Emmanuelle Hervé : Il faut d’abord très vite acter le problème rencontré et en parler. D’abord aux autorités comme l’Anssi, mais également aux différentes parties prenantes : les collaborateurs, les clients et les médias. Tout en prenant garde à ne pas dévoiler certains éléments confidentiels qui doivent le rester pour des raisons légales. Idéalement, la communication destinée aux médias devra être une tactique alignée avec celle déployée pour contrer le pirate.

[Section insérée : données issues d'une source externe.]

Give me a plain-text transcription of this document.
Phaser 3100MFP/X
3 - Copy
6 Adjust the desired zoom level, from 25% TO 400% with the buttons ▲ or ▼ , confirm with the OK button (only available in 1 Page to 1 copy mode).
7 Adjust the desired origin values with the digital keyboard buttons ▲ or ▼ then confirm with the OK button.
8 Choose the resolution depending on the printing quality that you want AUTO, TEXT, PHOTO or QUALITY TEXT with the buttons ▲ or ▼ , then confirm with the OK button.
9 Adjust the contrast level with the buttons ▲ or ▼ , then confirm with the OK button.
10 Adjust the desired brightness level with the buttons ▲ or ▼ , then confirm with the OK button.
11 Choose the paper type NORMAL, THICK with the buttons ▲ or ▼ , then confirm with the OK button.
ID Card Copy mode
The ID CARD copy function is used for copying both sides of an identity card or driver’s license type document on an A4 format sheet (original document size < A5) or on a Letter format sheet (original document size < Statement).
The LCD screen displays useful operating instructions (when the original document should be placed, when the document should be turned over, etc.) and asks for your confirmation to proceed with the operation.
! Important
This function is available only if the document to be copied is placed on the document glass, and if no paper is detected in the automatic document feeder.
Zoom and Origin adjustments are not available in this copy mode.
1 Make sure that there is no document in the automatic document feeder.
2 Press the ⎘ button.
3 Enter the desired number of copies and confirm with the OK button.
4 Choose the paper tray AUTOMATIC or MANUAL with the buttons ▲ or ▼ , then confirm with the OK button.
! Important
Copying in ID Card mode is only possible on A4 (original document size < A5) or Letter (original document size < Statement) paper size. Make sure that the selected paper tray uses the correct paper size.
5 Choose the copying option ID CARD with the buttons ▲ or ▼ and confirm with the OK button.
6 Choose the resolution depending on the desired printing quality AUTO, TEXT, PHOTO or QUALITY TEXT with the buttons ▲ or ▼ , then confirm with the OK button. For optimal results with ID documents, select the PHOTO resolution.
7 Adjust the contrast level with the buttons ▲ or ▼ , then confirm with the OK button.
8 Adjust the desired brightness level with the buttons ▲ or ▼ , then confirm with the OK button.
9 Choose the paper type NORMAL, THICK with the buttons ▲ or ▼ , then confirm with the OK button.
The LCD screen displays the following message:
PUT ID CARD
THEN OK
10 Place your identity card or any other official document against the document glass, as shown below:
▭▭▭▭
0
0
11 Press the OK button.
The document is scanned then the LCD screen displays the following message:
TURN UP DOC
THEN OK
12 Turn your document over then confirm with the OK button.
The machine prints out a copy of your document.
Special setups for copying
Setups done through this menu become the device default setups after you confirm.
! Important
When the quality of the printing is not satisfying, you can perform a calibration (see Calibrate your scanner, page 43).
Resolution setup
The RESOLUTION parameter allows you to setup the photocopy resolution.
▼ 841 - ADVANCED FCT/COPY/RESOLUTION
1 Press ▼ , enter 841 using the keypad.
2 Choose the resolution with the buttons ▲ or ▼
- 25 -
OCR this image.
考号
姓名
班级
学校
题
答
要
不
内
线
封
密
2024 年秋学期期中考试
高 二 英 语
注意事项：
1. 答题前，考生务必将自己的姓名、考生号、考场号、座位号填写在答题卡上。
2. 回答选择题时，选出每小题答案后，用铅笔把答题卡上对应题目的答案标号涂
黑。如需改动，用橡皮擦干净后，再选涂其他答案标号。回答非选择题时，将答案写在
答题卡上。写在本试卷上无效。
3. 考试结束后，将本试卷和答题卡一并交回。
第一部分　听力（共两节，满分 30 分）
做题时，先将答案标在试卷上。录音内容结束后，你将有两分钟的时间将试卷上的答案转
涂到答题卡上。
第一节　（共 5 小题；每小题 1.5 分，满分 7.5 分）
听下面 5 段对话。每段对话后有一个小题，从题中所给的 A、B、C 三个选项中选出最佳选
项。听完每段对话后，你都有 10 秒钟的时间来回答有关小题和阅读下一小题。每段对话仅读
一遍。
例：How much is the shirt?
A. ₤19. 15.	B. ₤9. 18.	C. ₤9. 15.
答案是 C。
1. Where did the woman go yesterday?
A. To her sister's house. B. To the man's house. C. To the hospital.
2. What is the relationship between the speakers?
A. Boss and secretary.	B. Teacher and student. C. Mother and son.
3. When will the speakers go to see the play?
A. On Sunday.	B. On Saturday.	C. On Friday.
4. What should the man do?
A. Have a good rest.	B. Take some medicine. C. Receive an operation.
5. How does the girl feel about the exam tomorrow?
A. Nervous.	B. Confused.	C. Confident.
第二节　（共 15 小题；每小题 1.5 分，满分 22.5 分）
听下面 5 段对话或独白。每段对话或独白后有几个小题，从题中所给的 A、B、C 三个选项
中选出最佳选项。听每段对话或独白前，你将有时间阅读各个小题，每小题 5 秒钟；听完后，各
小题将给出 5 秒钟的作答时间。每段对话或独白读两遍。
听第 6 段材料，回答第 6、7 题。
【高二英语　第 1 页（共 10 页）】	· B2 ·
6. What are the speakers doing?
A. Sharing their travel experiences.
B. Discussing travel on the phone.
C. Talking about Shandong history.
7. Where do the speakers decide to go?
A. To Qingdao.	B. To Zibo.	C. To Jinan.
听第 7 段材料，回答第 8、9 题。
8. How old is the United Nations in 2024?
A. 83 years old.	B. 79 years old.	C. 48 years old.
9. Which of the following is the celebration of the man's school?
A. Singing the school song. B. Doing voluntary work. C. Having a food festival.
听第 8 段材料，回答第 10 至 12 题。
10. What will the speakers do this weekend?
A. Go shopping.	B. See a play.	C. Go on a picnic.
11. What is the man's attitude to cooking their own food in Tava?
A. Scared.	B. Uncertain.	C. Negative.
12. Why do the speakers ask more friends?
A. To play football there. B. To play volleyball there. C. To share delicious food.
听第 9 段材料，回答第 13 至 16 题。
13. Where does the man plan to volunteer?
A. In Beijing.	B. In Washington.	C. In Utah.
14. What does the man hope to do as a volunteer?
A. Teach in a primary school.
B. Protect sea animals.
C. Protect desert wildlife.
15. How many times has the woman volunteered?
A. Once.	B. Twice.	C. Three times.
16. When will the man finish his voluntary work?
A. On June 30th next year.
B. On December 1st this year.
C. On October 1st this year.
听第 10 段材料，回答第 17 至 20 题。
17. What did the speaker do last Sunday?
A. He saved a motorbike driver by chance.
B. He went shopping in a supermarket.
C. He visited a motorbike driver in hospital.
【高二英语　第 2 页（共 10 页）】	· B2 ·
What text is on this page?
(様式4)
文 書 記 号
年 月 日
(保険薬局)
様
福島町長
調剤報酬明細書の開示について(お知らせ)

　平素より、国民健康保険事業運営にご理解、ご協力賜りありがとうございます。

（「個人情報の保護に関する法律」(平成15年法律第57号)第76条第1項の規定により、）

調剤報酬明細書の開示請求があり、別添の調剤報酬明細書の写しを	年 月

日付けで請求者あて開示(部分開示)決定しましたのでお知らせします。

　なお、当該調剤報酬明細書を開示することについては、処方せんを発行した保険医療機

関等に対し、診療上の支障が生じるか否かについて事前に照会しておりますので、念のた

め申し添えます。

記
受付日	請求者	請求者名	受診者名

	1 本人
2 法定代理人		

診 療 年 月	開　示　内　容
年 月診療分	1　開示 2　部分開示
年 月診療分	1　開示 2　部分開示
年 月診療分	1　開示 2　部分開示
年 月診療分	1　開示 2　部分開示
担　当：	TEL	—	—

Un autre point auquel certaines entreprises sont parfois réticentes : parler aux experts cyber reconnus. Ils peuvent être pourtant des alliés très utiles et même faire gagner du temps grâce à leur connaissance pointue des différents cas de cybercrise qui se sont déjà produits.
Après une cyberattaque, doit-on faire part de cette expérience ? D’abord en interne pour apprendre et renforcer les mesures préventives mais aussi en externe comme Saint-Gobain n’a pas hésité à le faire en 2017 après les dégâts du rançongiciel NotPetya ?
Emmanuelle Hervé : On a coutume de dire que l’idéogramme chinois qui correspond au mot « crise » est la juxtaposition de deux autres idéogrammes signifiant « danger » et « opportunité ». A mon sens, il est utile de partager l’expérience vécue dès lors que la cybercrise est réglée. C’est même faire preuve de professionnalisme au sein de son écosystème et cela permet à chacun d’être rassuré et également d’apprendre et d’améliorer en permanence. Les techniques des pirates informatiques évoluent sans cesse. Les dispositifs pour les contrer doivent faire de même.
Quelle est la cybercrise qui vous a le plus marquée (pas forcément chez vos clients) et pourquoi ?
Emmanuelle Hervé : Spontanément, je songe à la cyberattaque qui a frappé le groupe audiovisuel M6, en octobre 2019. Certains systèmes informatiques de l’entreprise avaient été bloqués par un rançongiciel. Je ne suis pas directement intervenue sur ce dossier mais j’ai eu l’occasion de discuter avec un des témoins de cette crise qui m’a confié qu’il a fallu près de trois ans pour tout reconfigurer. Il n’y a effectivement pas seulement le temps de la crise mais également celui de la remise en route et des investigations qui peut se compter en jours, en semaines ou en années selon le niveau de gravité.
C’est un point que beaucoup de grands dirigeants n’aiment pas entendre. Pourtant, les conséquences d’une cybercrise se prolongent longtemps après les faits. D’où l’importance de cette acculturation permanente à la cybercrise dans les entreprises et les organisations quelle que soit leur taille ou leur métier. Personne n’est totalement immunisé contre les pirates informatiques.